"For weeks, the refrain about the struggling Cubs has been the same: 'Despite it all, they're still only X games out of first place.' That has gotten very, very old. It says more about a weak NL Central than it does about the Cubs. This is not the story of a scrappy team fighting to stay in the race. This is the story of a bloated, underachieving team that hasn't been able to right itself."
--Rick Morrissey, Chicago Tribune
Alright, let's handle this as maturely and as calmly as possible. Morrissey is right. Jim Hendry is wrong. The Cubs are a combustible, underachieving team incapable of overcoming mediocre talent in a winnable division. But there's been enough sadness in the world recently, so I'm going to look at this through a slightly-tinted lens. I'm going to drink the Kool-Aid.

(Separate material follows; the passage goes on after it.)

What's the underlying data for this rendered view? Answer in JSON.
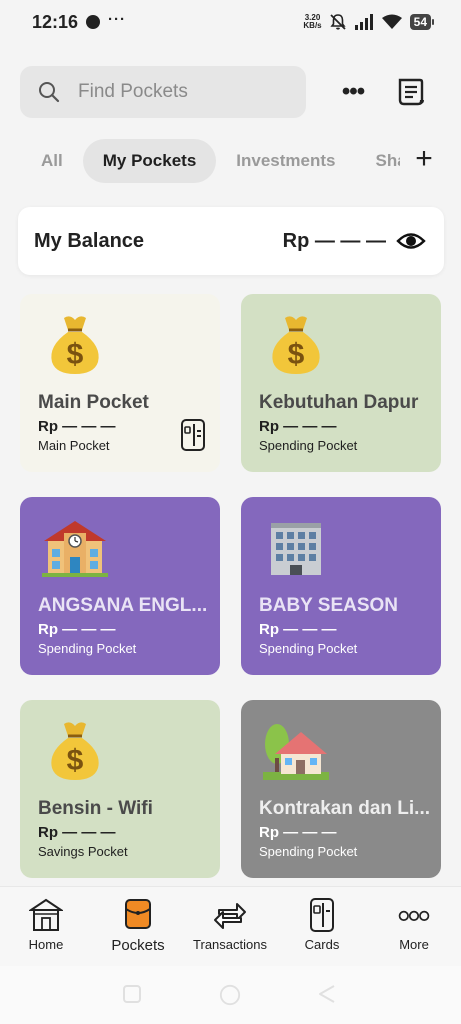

Ladies and gentlemen, Zach Galifianakis.
For those of you behind the curve with the summer's funniest movie, and I doubt there are many of you, allow me to introduce you to a YouTube Godsend. And with that, away we go:
Tuesday evening's affair didn't do much to quiet the frenzy growing on the North Side, as the Cubs dropped a winnable game to a Pirates team that gave them every opportunity to win. Ted Lilly pitched well, going seven innings and allowing three runs. However, he committed two costly mistakes with a wild pitch and a fielding error that allowed the first run to score. Things didn't get much better for Theodore when Geovany Soto doubled with one out in the 5th and was stranded there.
(Too depressing? I thought so. This one's for you Ted.)
The crushing blow came in the 8th when the the Pirates pulled Ohlendorf. Theriot rekindled his desire to go to the opposite field and lead off with a single. Milton Bradley, still searching for his clubhouse camraderie, came on to pinch hit and delivered a pinch-hit single. Followed up with an error, the Cubs had runners on second and third without an out.
By now, you know how the story goes.
Soriano went down swinging. Kosuke Fukudome was caught looking. And Derrek Lee grounded out to second. Hello offensive futility, welcome home.
(Ouch. Again, I'm sorry you had to deal with that. This one's for you AND Milton Bradley, who may need it even more. This will help.)
The gut-wrenching, thought-provoking material doesn't end there though. The Cubs lost to the Pirates, a team that continues to blow itself up with no excusable explanation. Last year, the Bucs traded away Jason Bay in a move that made some sense, given what they received in return. But they topped the move on the stupidity index this year by trading away promising All-Star Nate McClouth, the speedy Nyjer Morgan, utility-man Eric Hinske and reliever Sean Burnett. One of the best double play combinations in the majors, Jack Wilson and Freddy Sanchez, might not be far behind. The Pirates have a public mutiny on their hands, which is almost too hard to watch.
(Then again, it's not as embarrassing as seeing a movie with your mom that has this.)
Losing one game to the Pittsburgh Pirates isn't the end of the world. The end of the world involves losing your best friend in Vegas after taking Rufis. But losing a game to a team with a depleted roster, limited faith in management (to put it kindly), and the belief that "you could be packing your bags next" doesn't make sense. To only coax one BB and fail to touch home plate, that's about as ridiculous as claiming Tigers prefer pepper over cinnamon. Here's to apparent ataff ace Randy Wells encountering some better luck with his start tonight.
So you see, that's how you deal with the unfortunate tumult of the Chicago Cubs.
Zach Galifianakis, thank you for quelling the blow.